Los últimos xuixos de la pastelería centenaria que ha emocionado Gràcia

El cierre de un negocio centenario en la calle Gran ha dejado al barrio huérfano de uno de sus establecimientos más emblemáticos.

29 de junio de 2026 a las 07:00h

El barrio de Gràcia se ha despertado con una pérdida que ha ido más allá del comercio: la pastelería Ideal, uno de los establecimientos más antiguos y queridos del distrito, ha cerrado definitivamente después de 107 años de historia.

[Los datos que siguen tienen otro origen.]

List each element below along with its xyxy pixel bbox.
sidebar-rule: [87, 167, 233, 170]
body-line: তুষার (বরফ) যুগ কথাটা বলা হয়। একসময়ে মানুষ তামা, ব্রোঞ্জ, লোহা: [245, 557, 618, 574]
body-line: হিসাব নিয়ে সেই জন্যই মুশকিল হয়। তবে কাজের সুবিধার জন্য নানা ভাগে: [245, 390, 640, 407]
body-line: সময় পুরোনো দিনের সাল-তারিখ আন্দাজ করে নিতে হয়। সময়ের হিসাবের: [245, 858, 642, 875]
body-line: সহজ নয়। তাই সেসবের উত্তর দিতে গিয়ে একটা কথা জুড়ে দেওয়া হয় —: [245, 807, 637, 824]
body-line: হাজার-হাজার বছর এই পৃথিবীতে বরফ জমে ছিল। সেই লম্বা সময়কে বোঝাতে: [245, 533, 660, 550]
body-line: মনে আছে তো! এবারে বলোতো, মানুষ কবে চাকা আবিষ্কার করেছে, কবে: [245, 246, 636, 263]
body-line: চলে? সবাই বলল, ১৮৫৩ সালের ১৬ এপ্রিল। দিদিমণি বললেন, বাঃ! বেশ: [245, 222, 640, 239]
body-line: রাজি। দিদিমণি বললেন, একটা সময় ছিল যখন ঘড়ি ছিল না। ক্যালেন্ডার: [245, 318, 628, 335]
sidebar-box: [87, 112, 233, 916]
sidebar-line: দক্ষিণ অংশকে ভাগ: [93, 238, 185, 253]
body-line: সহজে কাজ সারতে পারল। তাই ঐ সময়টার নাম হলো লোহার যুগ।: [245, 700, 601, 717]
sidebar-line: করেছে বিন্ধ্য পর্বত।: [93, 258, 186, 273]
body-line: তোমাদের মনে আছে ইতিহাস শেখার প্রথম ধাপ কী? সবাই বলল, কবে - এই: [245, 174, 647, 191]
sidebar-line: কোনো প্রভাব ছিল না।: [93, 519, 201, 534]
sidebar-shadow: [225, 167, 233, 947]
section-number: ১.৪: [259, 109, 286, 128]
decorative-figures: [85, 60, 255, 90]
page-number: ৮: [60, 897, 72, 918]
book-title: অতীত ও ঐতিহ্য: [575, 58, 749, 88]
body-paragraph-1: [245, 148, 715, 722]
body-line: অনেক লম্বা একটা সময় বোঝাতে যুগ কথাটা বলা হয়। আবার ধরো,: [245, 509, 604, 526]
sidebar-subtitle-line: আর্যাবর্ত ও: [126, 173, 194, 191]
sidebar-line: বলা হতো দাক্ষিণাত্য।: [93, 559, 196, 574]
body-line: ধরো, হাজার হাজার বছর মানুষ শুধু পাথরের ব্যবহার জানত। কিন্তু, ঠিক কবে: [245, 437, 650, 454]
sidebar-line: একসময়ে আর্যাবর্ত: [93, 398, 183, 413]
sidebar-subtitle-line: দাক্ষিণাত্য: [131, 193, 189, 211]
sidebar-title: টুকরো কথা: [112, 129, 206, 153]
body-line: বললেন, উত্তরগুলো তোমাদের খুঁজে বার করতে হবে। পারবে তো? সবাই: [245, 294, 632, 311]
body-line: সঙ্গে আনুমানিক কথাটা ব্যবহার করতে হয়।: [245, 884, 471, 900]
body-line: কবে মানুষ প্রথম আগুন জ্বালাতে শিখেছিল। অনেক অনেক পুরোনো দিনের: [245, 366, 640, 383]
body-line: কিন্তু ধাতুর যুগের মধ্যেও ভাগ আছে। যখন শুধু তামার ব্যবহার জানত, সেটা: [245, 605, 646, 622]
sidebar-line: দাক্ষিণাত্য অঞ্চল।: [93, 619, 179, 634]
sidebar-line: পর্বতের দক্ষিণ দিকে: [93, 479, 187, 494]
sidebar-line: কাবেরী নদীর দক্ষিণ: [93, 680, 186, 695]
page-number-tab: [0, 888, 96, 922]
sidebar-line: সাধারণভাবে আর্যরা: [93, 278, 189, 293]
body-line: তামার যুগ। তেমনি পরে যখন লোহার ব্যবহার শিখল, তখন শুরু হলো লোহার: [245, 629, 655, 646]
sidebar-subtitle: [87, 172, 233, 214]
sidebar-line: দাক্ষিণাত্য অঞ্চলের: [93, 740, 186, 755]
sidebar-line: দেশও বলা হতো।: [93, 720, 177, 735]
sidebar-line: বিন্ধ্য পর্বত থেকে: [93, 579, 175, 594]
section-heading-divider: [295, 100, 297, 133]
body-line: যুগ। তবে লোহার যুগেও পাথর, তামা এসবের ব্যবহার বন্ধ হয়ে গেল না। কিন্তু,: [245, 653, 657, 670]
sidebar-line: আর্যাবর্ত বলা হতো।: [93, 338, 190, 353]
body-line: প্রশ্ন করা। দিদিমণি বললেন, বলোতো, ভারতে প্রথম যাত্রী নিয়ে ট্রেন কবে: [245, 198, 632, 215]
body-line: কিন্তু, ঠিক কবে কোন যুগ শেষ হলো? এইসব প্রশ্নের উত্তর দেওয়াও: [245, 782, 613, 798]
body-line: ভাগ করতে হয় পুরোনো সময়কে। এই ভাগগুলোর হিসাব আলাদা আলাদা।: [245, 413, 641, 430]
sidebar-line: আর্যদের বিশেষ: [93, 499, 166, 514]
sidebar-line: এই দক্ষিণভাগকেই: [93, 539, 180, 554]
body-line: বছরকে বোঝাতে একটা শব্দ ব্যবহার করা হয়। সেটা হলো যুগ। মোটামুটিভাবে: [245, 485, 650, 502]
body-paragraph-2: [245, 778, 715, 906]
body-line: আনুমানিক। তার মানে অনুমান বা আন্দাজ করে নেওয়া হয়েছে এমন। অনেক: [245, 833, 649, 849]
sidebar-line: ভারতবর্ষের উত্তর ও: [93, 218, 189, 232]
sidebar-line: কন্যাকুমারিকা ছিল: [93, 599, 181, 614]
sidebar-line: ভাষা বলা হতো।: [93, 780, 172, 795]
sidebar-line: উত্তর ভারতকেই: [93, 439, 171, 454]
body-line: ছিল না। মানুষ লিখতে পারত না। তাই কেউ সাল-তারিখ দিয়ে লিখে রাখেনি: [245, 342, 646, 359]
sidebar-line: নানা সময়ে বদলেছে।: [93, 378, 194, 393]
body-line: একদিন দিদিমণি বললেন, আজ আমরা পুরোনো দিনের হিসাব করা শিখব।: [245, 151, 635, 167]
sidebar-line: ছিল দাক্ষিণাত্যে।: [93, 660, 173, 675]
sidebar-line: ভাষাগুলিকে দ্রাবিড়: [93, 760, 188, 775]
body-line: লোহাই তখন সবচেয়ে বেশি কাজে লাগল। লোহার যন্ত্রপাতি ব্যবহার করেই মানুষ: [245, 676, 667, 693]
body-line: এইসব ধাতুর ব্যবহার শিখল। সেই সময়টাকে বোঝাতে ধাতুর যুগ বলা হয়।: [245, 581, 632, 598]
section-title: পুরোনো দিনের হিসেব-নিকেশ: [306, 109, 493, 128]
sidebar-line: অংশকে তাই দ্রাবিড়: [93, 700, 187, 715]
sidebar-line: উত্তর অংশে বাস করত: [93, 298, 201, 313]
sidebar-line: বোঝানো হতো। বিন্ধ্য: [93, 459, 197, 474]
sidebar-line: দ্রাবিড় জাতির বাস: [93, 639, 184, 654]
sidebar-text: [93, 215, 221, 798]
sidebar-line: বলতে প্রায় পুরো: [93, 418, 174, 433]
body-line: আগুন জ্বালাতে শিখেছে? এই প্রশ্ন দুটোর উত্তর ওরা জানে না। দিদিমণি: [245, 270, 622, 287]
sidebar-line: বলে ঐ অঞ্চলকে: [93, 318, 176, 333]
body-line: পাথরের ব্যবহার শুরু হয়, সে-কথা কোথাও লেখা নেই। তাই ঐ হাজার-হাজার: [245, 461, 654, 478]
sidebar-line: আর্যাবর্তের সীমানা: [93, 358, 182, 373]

Situada en el número 207 de la calle Gran de Gràcia, la tienda ha bajado la persiana con la despedida emocionada de una clientela que la ha considerado mucho más que una pastelería. El cierre se ha producido por la jubilación de los propietarios y por la imposibilidad de encontrar un relevo que haya garantizado la continuidad del negocio.

A pesar de algunos intentos de traspaso y una última esperanza de continuidad, el futuro del local se ha presentado incierto. “Ojalá pueda reabrir”, han reconocido los propietarios, que han vivido las últimas semanas con la voluntad de encontrar a alguien que mantuviera el espíritu de la casa. Ahora mismo, sin embargo, la falta de interesados y las condiciones del alquiler han hecho inviable la continuidad.

 

Un negocio con más de un siglo de historia

La pastelería Ideal fue inaugurada en 1919 y durante más de un siglo se ha convertido en un punto de referencia del barrio. Generaciones de vecinos han crecido con sus dulces, especialmente los populares susos de crema y los turrones artesanos, que muchos clientes han considerado insuperables.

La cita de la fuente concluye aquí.